As might be expected, objections to Flamingo 640 run the gamut, from fears that traffic on “very dangerous” State Route 247 will become even more hazardous, to anger over further disruption of a rural environment, to resentment over outside financial interests profiting from the despoliation of land for which they have no affinity. But underneath it all bubbles a rage at the continued misrepresentation of such projects as “camping,” with all the back-to-nature overtones that implies. “To call this a ‘campground’ is a gross lie,” complained local resident Cordelia Reynolds. “Glamping is not camping,” and neither is a “destination resort,” which is also how Flamingo 640 has been described by its promoters.

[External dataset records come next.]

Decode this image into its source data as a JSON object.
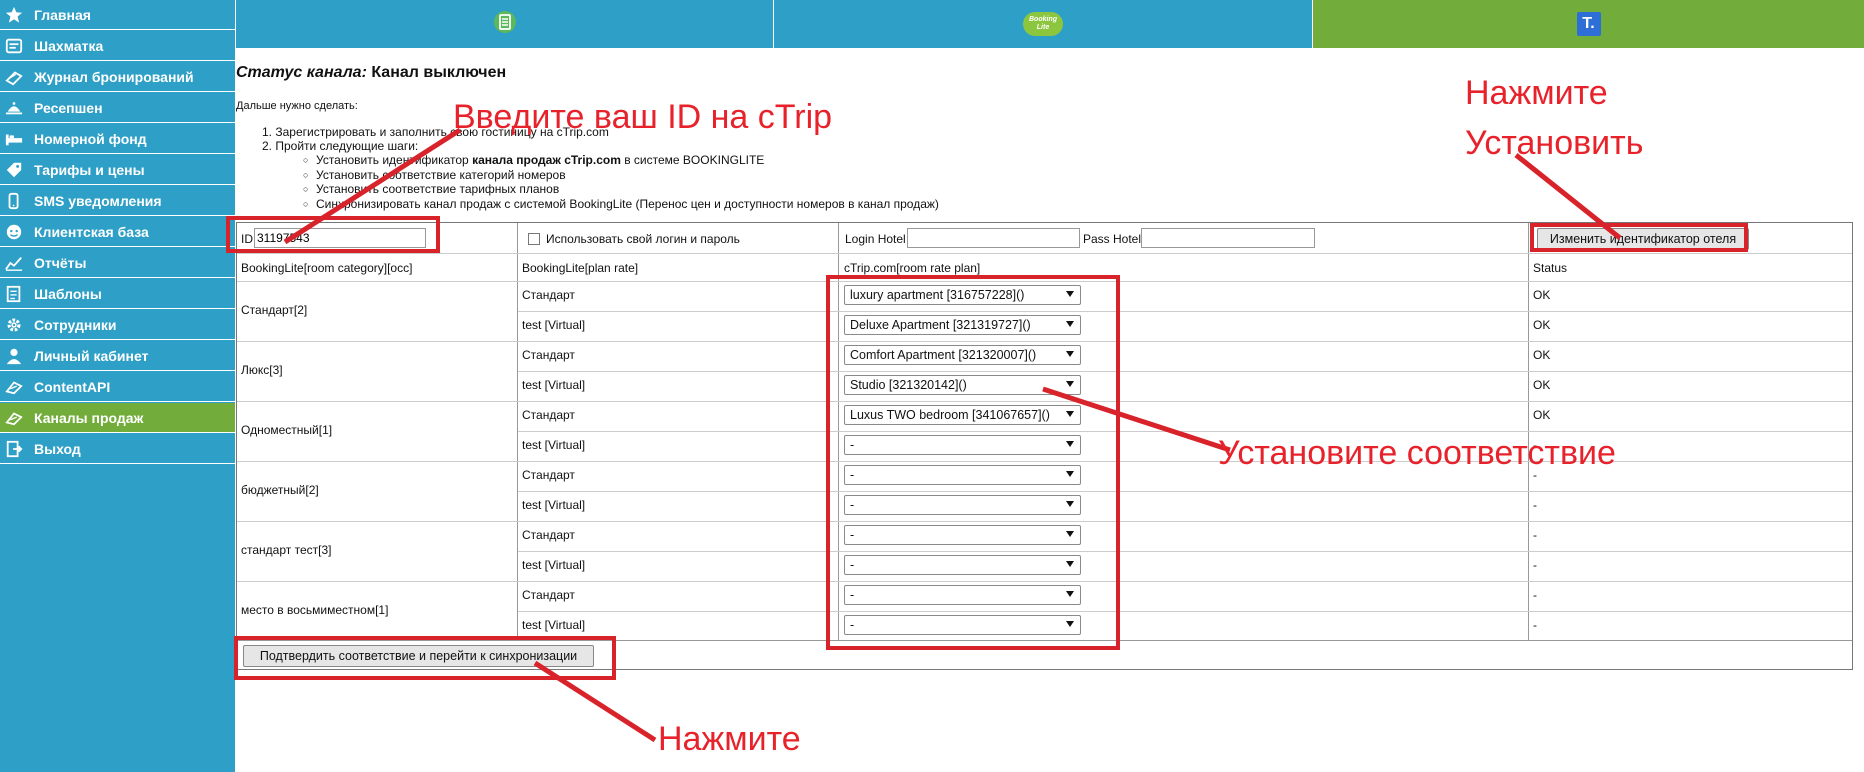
{
  "sidebar": {
    "items": [
      {
        "label": "Главная",
        "icon": "star-icon"
      },
      {
        "label": "Шахматка",
        "icon": "grid-icon"
      },
      {
        "label": "Журнал бронирований",
        "icon": "book-icon"
      },
      {
        "label": "Ресепшен",
        "icon": "reception-bell-icon"
      },
      {
        "label": "Номерной фонд",
        "icon": "bed-icon"
      },
      {
        "label": "Тарифы и цены",
        "icon": "price-tag-icon"
      },
      {
        "label": "SMS уведомления",
        "icon": "sms-icon"
      },
      {
        "label": "Клиентская база",
        "icon": "client-face-icon"
      },
      {
        "label": "Отчёты",
        "icon": "chart-icon"
      },
      {
        "label": "Шаблоны",
        "icon": "template-icon"
      },
      {
        "label": "Сотрудники",
        "icon": "gear-icon"
      },
      {
        "label": "Личный кабинет",
        "icon": "user-icon"
      },
      {
        "label": "ContentAPI",
        "icon": "api-icon"
      },
      {
        "label": "Каналы продаж",
        "icon": "sales-channels-icon",
        "active": true
      },
      {
        "label": "Выход",
        "icon": "exit-icon"
      }
    ]
  },
  "top_tabs": [
    {
      "icon": "channel-manager-icon"
    },
    {
      "icon": "bookinglite-logo-icon",
      "logo_text": "Booking Lite"
    },
    {
      "icon": "travelline-t-icon",
      "logo_text": "T."
    }
  ],
  "status": {
    "label": "Статус канала:",
    "value": "Канал выключен"
  },
  "next_steps_label": "Дальше нужно сделать:",
  "steps": [
    "1. Зарегистрировать и заполнить свою гостиницу на cTrip.com",
    "2. Пройти следующие шаги:"
  ],
  "sub_steps": [
    {
      "pre": "Установить идентификатор ",
      "bold": "канала продаж cTrip.com",
      "post": " в системе BOOKINGLITE"
    },
    {
      "pre": "Установить соответствие категорий номеров",
      "bold": "",
      "post": ""
    },
    {
      "pre": "Установить соответствие тарифных планов",
      "bold": "",
      "post": ""
    },
    {
      "pre": "Синхронизировать канал продаж с системой BookingLite (Перенос цен и доступности номеров в канал продаж)",
      "bold": "",
      "post": ""
    }
  ],
  "id_row": {
    "id_label": "ID",
    "id_value": "31197543",
    "use_own_login_label": "Использовать свой логин и пароль",
    "login_label": "Login Hotel",
    "pass_label": "Pass Hotel",
    "change_id_button": "Изменить идентификатор отеля"
  },
  "table": {
    "headers": [
      "BookingLite[room category][occ]",
      "BookingLite[plan rate]",
      "cTrip.com[room rate plan]",
      "Status"
    ],
    "categories": [
      "Стандарт[2]",
      "Люкс[3]",
      "Одноместный[1]",
      "бюджетный[2]",
      "стандарт тест[3]",
      "место в восьмиместном[1]"
    ],
    "rows": [
      {
        "plan": "Стандарт",
        "mapping": "luxury apartment [316757228]()",
        "status": "OK"
      },
      {
        "plan": "test [Virtual]",
        "mapping": "Deluxe Apartment [321319727]()",
        "status": "OK"
      },
      {
        "plan": "Стандарт",
        "mapping": "Comfort Apartment [321320007]()",
        "status": "OK"
      },
      {
        "plan": "test [Virtual]",
        "mapping": "Studio [321320142]()",
        "status": "OK"
      },
      {
        "plan": "Стандарт",
        "mapping": "Luxus TWO bedroom [341067657]()",
        "status": "OK"
      },
      {
        "plan": "test [Virtual]",
        "mapping": "-",
        "status": "-"
      },
      {
        "plan": "Стандарт",
        "mapping": "-",
        "status": "-"
      },
      {
        "plan": "test [Virtual]",
        "mapping": "-",
        "status": "-"
      },
      {
        "plan": "Стандарт",
        "mapping": "-",
        "status": "-"
      },
      {
        "plan": "test [Virtual]",
        "mapping": "-",
        "status": "-"
      },
      {
        "plan": "Стандарт",
        "mapping": "-",
        "status": "-"
      },
      {
        "plan": "test [Virtual]",
        "mapping": "-",
        "status": "-"
      }
    ]
  },
  "confirm_button": "Подтвердить соответствие и перейти к синхронизации",
  "annotations": {
    "enter_id": "Введите ваш ID на cTrip",
    "press_install_line1": "Нажмите",
    "press_install_line2": "Установить",
    "set_mapping": "Установите соответствие",
    "press": "Нажмите"
  },
  "colors": {
    "sidebar": "#2e9fc6",
    "active": "#72ad3c",
    "annotation": "#e8222a"
  }
}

in the end, the planning commission hearing dribbled to an anticlimax: despite repeated requests from chairman Weldy for a resolution from his fellow commissioners, none was forthcoming. In the pained silence that followed, he finally said that absent any motion, the Flamingo 640 application was denied without prejudice. That leaves RoBott Land Company just 10 days to appeal the planning commission’s inaction to the county board of supervisors—but because the application wasn’t actually denied, it also has the option of resubmitting the entire package at some future date.
Given the tenacious refusal of glamping zombies to die, Yucca Valley residents might wish to keep their torches and pitchforks close at hand.